Not the cold, desperate light of ice. Not the sharp, agonizing gleam of silver. Not the dull lament of earth. It was a new, primordial light—blinding white. It pulsed with overwhelming intensity, radiating heat, a raw and untamable energy that vibrated the ground beneath Simon and made his skin prickle meters away. It was like witnessing the turbulent birth of a miniature star.

The shadow figure slowly opened its fingers, revealing what lay in its palm.

There it was. A single core.

Smaller than the three originals combined, compact, almost too dense for reality. Its white light pulsed with a powerful, rhythmic cadence, like the beating of a divine heart. Waves of heat distorted the air around it. Hairline fissures, like frozen lightning strikes, traced its seemingly smooth, vitreous surface. It was a thing of terrible beauty—a crystal of pure potential force, wild and volatile.

—"A singular core"— Nolan's masculine voice resonated, clear and cold, seemingly emanating from the shadow figure itself. There was undeniable satisfaction.

A sharp pain, throbbing in unison with the white light's pulse, radiated from the center of Simon's chest where his cores had been torn out. The shadow figure, its human form unmistakable under the blinding light it emitted, turned fully toward Simon. The white light partially illuminated its featureless face.
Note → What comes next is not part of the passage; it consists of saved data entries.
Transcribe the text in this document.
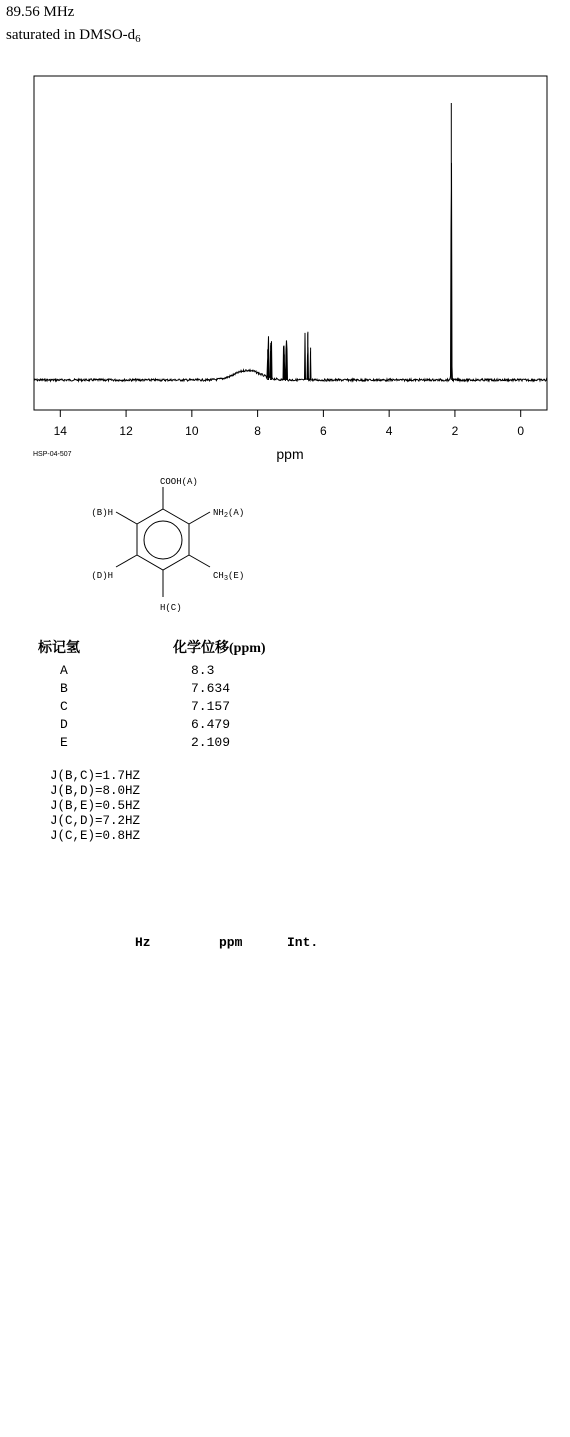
89.56 MHz
saturated in DMSO-$d_6$
14	12	10	8	6	4	2	0
ppm
COOH(A)
(B)H	$NH_2(A)$
(D)H	$CH_3(E)$
H(C)
HSP-04-507
标记氢	化学位移(ppm)
A	8.3
B	7.634
C	7.157
D	6.479
E	2.109
J(B,C)=1.7HZ
J(B,D)=8.0HZ
J(B,E)=0.5HZ
J(C,D)=7.2HZ
J(C,E)=0.8HZ
Hz	ppm	Int.
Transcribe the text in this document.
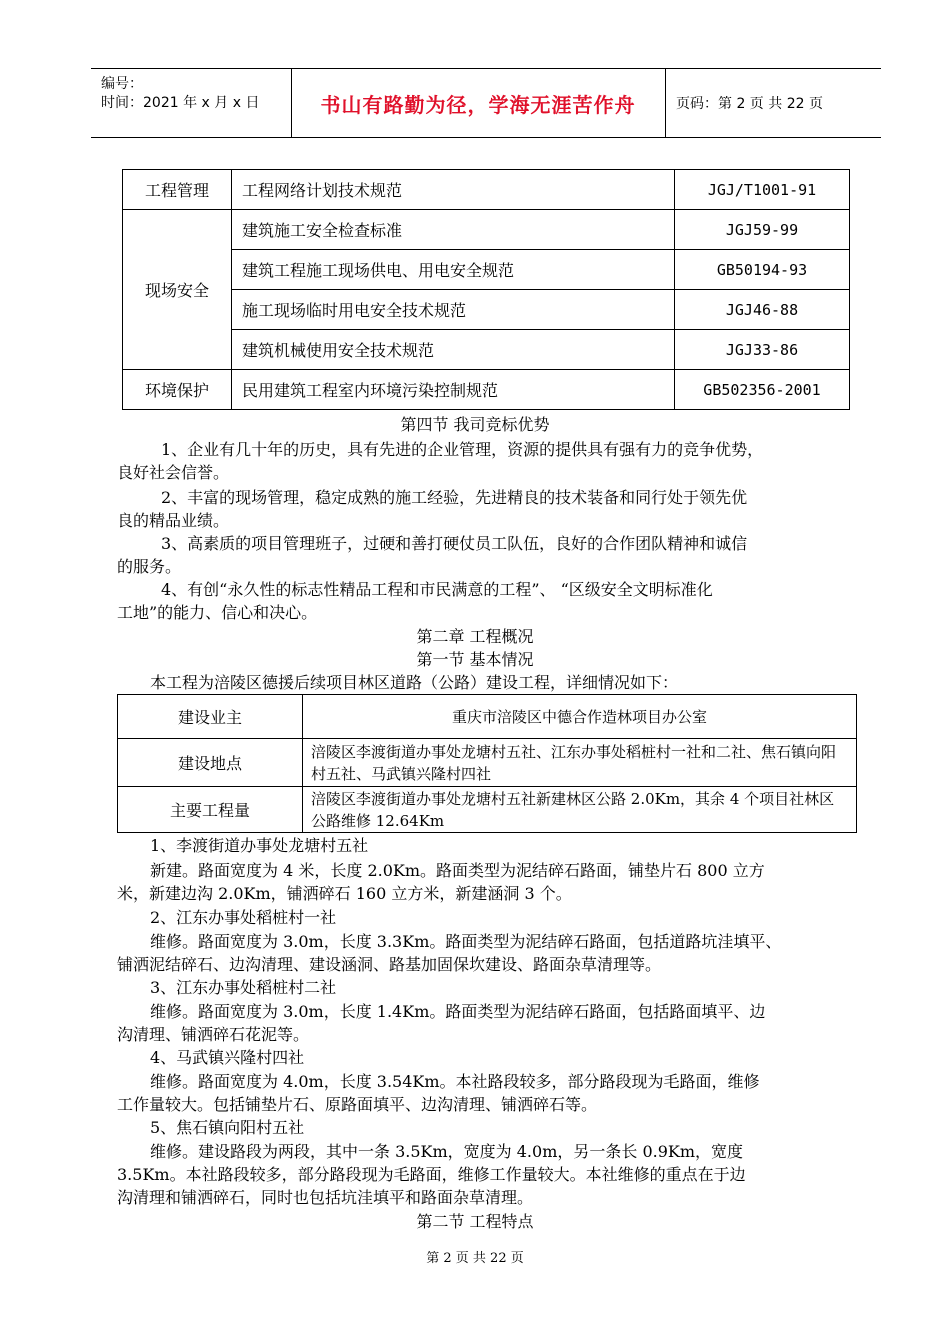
编号：
时间：2021 年 x 月 x 日	书山有路勤为径，学海无涯苦作舟	页码：第 2 页 共 22 页
工程管理	工程网络计划技术规范	JGJ/T1001-91
现场安全	建筑施工安全检查标准	JGJ59-99
	建筑工程施工现场供电、用电安全规范	GB50194-93
	施工现场临时用电安全技术规范	JGJ46-88
	建筑机械使用安全技术规范	JGJ33-86
环境保护	民用建筑工程室内环境污染控制规范	GB502356-2001
第四节 我司竞标优势
1、企业有几十年的历史，具有先进的企业管理，资源的提供具有强有力的竞争优势，
良好社会信誉。
2、丰富的现场管理，稳定成熟的施工经验，先进精良的技术装备和同行处于领先优
良的精品业绩。
3、高素质的项目管理班子，过硬和善打硬仗员工队伍，良好的合作团队精神和诚信
的服务。
4、有创“永久性的标志性精品工程和市民满意的工程”、 “区级安全文明标准化
工地”的能力、信心和决心。
第二章 工程概况
第一节 基本情况
本工程为涪陵区德援后续项目林区道路（公路）建设工程，详细情况如下：
建设业主	重庆市涪陵区中德合作造林项目办公室
建设地点	涪陵区李渡街道办事处龙塘村五社、江东办事处稻桩村一社和二社、焦石镇向阳村五社、马武镇兴隆村四社
主要工程量	涪陵区李渡街道办事处龙塘村五社新建林区公路 2.0Km，其余 4 个项目社林区公路维修 12.64Km
1、李渡街道办事处龙塘村五社
新建。路面宽度为 4 米，长度 2.0Km。路面类型为泥结碎石路面，铺垫片石 800 立方
米，新建边沟 2.0Km，铺洒碎石 160 立方米，新建涵洞 3 个。
2、江东办事处稻桩村一社
维修。路面宽度为 3.0m，长度 3.3Km。路面类型为泥结碎石路面，包括道路坑洼填平、
铺洒泥结碎石、边沟清理、建设涵洞、路基加固保坎建设、路面杂草清理等。
3、江东办事处稻桩村二社
维修。路面宽度为 3.0m，长度 1.4Km。路面类型为泥结碎石路面，包括路面填平、边
沟清理、铺洒碎石花泥等。
4、马武镇兴隆村四社
维修。路面宽度为 4.0m，长度 3.54Km。本社路段较多，部分路段现为毛路面，维修
工作量较大。包括铺垫片石、原路面填平、边沟清理、铺洒碎石等。
5、焦石镇向阳村五社
维修。建设路段为两段，其中一条 3.5Km，宽度为 4.0m，另一条长 0.9Km，宽度
3.5Km。本社路段较多，部分路段现为毛路面，维修工作量较大。本社维修的重点在于边
沟清理和铺洒碎石，同时也包括坑洼填平和路面杂草清理。
第二节 工程特点
第 2 页 共 22 页
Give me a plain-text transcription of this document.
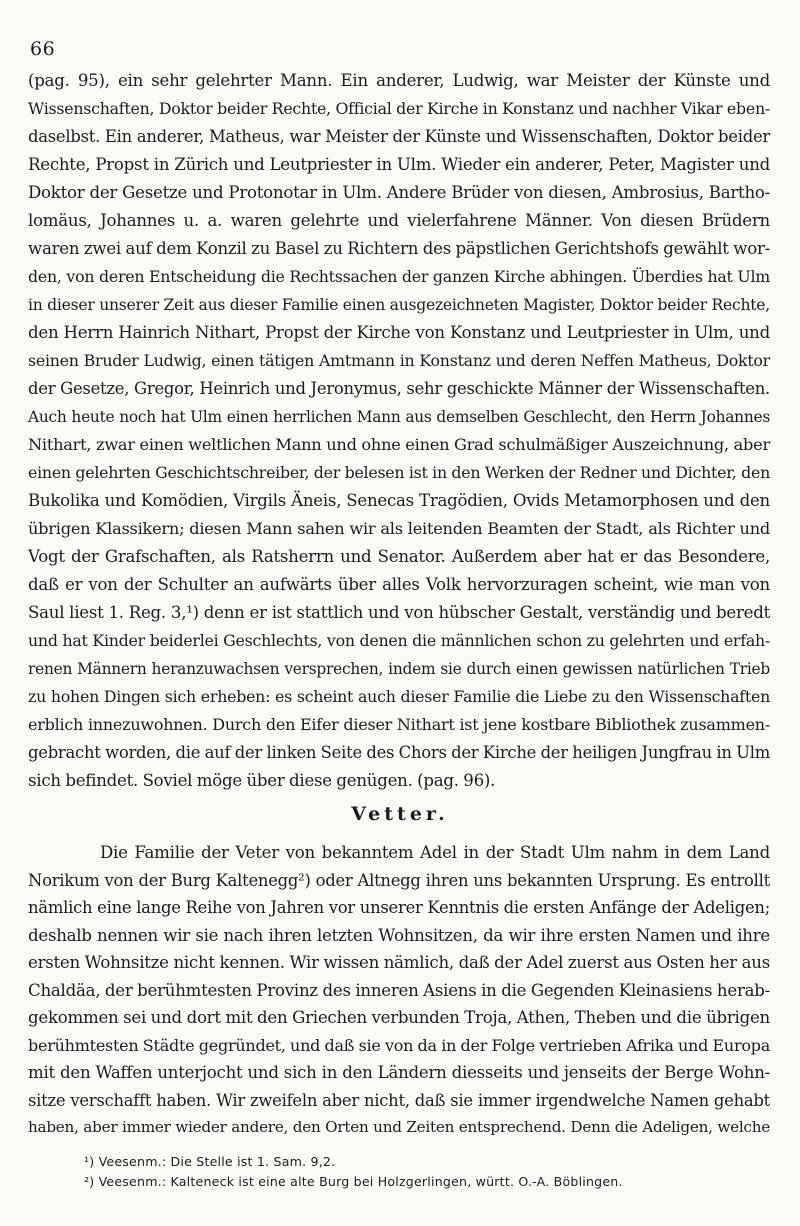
66
(pag. 95), ein sehr gelehrter Mann. Ein anderer, Ludwig, war Meister der Künste und
Wissenschaften, Doktor beider Rechte, Official der Kirche in Konstanz und nachher Vikar eben-
daselbst. Ein anderer, Matheus, war Meister der Künste und Wissenschaften, Doktor beider
Rechte, Propst in Zürich und Leutpriester in Ulm. Wieder ein anderer, Peter, Magister und
Doktor der Gesetze und Protonotar in Ulm. Andere Brüder von diesen, Ambrosius, Bartho-
lomäus, Johannes u. a. waren gelehrte und vielerfahrene Männer. Von diesen Brüdern
waren zwei auf dem Konzil zu Basel zu Richtern des päpstlichen Gerichtshofs gewählt wor-
den, von deren Entscheidung die Rechtssachen der ganzen Kirche abhingen. Überdies hat Ulm
in dieser unserer Zeit aus dieser Familie einen ausgezeichneten Magister, Doktor beider Rechte,
den Herrn Hainrich Nithart, Propst der Kirche von Konstanz und Leutpriester in Ulm, und
seinen Bruder Ludwig, einen tätigen Amtmann in Konstanz und deren Neffen Matheus, Doktor
der Gesetze, Gregor, Heinrich und Jeronymus, sehr geschickte Männer der Wissenschaften.
Auch heute noch hat Ulm einen herrlichen Mann aus demselben Geschlecht, den Herrn Johannes
Nithart, zwar einen weltlichen Mann und ohne einen Grad schulmäßiger Auszeichnung, aber
einen gelehrten Geschichtschreiber, der belesen ist in den Werken der Redner und Dichter, den
Bukolika und Komödien, Virgils Äneis, Senecas Tragödien, Ovids Metamorphosen und den
übrigen Klassikern; diesen Mann sahen wir als leitenden Beamten der Stadt, als Richter und
Vogt der Grafschaften, als Ratsherrn und Senator. Außerdem aber hat er das Besondere,
daß er von der Schulter an aufwärts über alles Volk hervorzuragen scheint, wie man von
Saul liest 1. Reg. 3,¹) denn er ist stattlich und von hübscher Gestalt, verständig und beredt
und hat Kinder beiderlei Geschlechts, von denen die männlichen schon zu gelehrten und erfah-
renen Männern heranzuwachsen versprechen, indem sie durch einen gewissen natürlichen Trieb
zu hohen Dingen sich erheben: es scheint auch dieser Familie die Liebe zu den Wissenschaften
erblich innezuwohnen. Durch den Eifer dieser Nithart ist jene kostbare Bibliothek zusammen-
gebracht worden, die auf der linken Seite des Chors der Kirche der heiligen Jungfrau in Ulm
sich befindet. Soviel möge über diese genügen. (pag. 96).
Vetter.
Die Familie der Veter von bekanntem Adel in der Stadt Ulm nahm in dem Land
Norikum von der Burg Kaltenegg²) oder Altnegg ihren uns bekannten Ursprung. Es entrollt
nämlich eine lange Reihe von Jahren vor unserer Kenntnis die ersten Anfänge der Adeligen;
deshalb nennen wir sie nach ihren letzten Wohnsitzen, da wir ihre ersten Namen und ihre
ersten Wohnsitze nicht kennen. Wir wissen nämlich, daß der Adel zuerst aus Osten her aus
Chaldäa, der berühmtesten Provinz des inneren Asiens in die Gegenden Kleinasiens herab-
gekommen sei und dort mit den Griechen verbunden Troja, Athen, Theben und die übrigen
berühmtesten Städte gegründet, und daß sie von da in der Folge vertrieben Afrika und Europa
mit den Waffen unterjocht und sich in den Ländern diesseits und jenseits der Berge Wohn-
sitze verschafft haben. Wir zweifeln aber nicht, daß sie immer irgendwelche Namen gehabt
haben, aber immer wieder andere, den Orten und Zeiten entsprechend. Denn die Adeligen, welche
¹) Veesenm.: Die Stelle ist 1. Sam. 9,2.
²) Veesenm.: Kalteneck ist eine alte Burg bei Holzgerlingen, württ. O.-A. Böblingen.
—"Simon"— Nolan's voice cut the air like a blade. —"I can offer you a chance to fix all your mistakes, but you will have to pay a price. After all, what I did was not charity."

—"Do you want to save your bride? Do you want vengeance against the men who brought you here?"— The shadow made the glowing mana core float until it hovered centimeters from Simon's face. —"Then behold my conditions. First: I can restore your ability to summon monsters... and grant you power enough to end everyone in this fortress. I could do this for you, but I believe you desire to wield your vengeance with your own hands..."

—"And what do you ask in return?"— Simon rasped, his voice rough.

—"That you abandon everything... including Sophia. I want you to work for me. And if you work for me, it will put her in danger. So, this isn't truly a request from me, but for you. I gave you life and a chance to start anew, to do what is right. Surely I deserve your gratitude?"

Simon was moved. —"My life is yours. Serving you will be my greatest honor. But I beg you—let me have my vengeance."

—"As you wish"— Nolan replied, his voice cold as steel.

Then, the glowing core moved. It floated to Simon's chest... and passed *through* the space over his sternum, as if flesh and bone were but mist. It entered.

The pain in Simon's chest exploded, mingled with a sudden, overwhelming influx of heat. Not the comforting warmth of life, but the scalding heat of a forge, of a volcano poised to erupt within him. He choked, gasping, his body arching in an involuntary spasm.

The gelid cold of death, which he knew so well, retreated before that searing heat. But it was not life that returned. It was something different. It was the crushing weight of an imposed destiny. His fingers, once clenched in final agony, dug once more into the muddy, blood-soaked ground. Not in death throes, but in rebirth.